Só fui ouvir da Marvel novamente quando Vingadores (The Avengers) foi lançado, até porque não se falava de outra coisa. Me apaixonei por Vingadores, mas foi só com o lançamento de Capitão América: Soldado Invernal que passei a acompanhar o universo nos cinemas, quase sempre sem perder lançamentos, com o típica determinação de quem acompanha uma série de TV. Toda essa jornada passou pela minha cabeça quando Ultimato terminou. 
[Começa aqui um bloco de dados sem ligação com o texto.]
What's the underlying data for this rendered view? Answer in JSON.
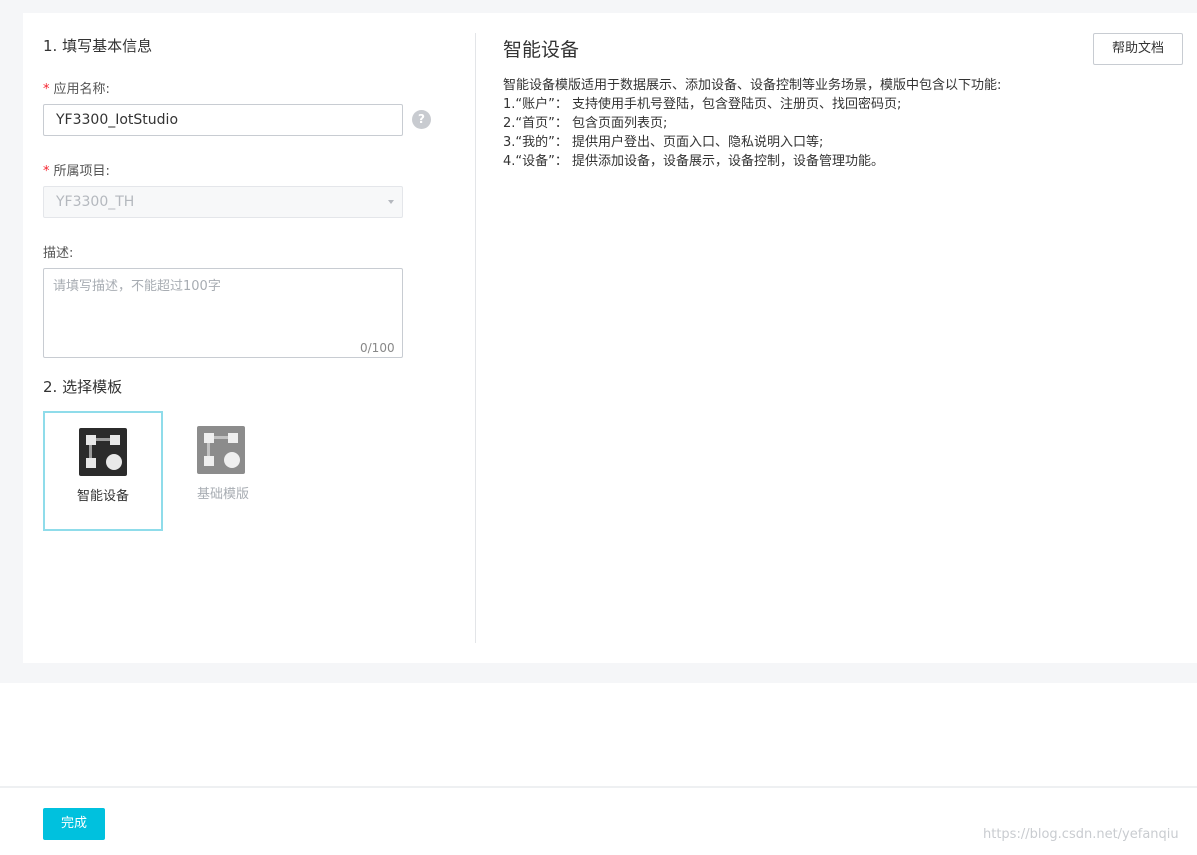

Não uma sensação boa de relembrar momentos nesses dez anos, da diversão e emoção que os filmes causaram ao longo do tempo ou das pessoas que estavam ao seu lado e situações que você vivenciou enquanto via esse universo; era algo melancólico, uma perda, sabia que nunca viveria algo como aquilo novamente. Era o fim. E por mais que haja mais filmes do MCU, outras histórias, a Era de Ouro da Marvel nos cinemas acabou.

Ver Ultimato foi semelhante a assistir a copa do mundo. A vibração, a tensão, o medo e o êxtase diante de um grande evento. Não foi o melhor filme da vida ou do MCU, mas foi a melhor experiência cinematográfica. E claro, a celebração do mais puro heroísmo; vivemos numa época fascinada por vilões e anti-heróis, e apesar de ser impossível ignorar o interesse que eles geram, às vezes, presenciar causas heroicas e sacrifícios pelo bem maior, longe do típico moralismo pedante, é arrepiante com um misto de esperança. E a luta — e sacrifício — por um bem maior, é a maneira perfeita de finalizar a maior saga de super-heróis de nossos tempos.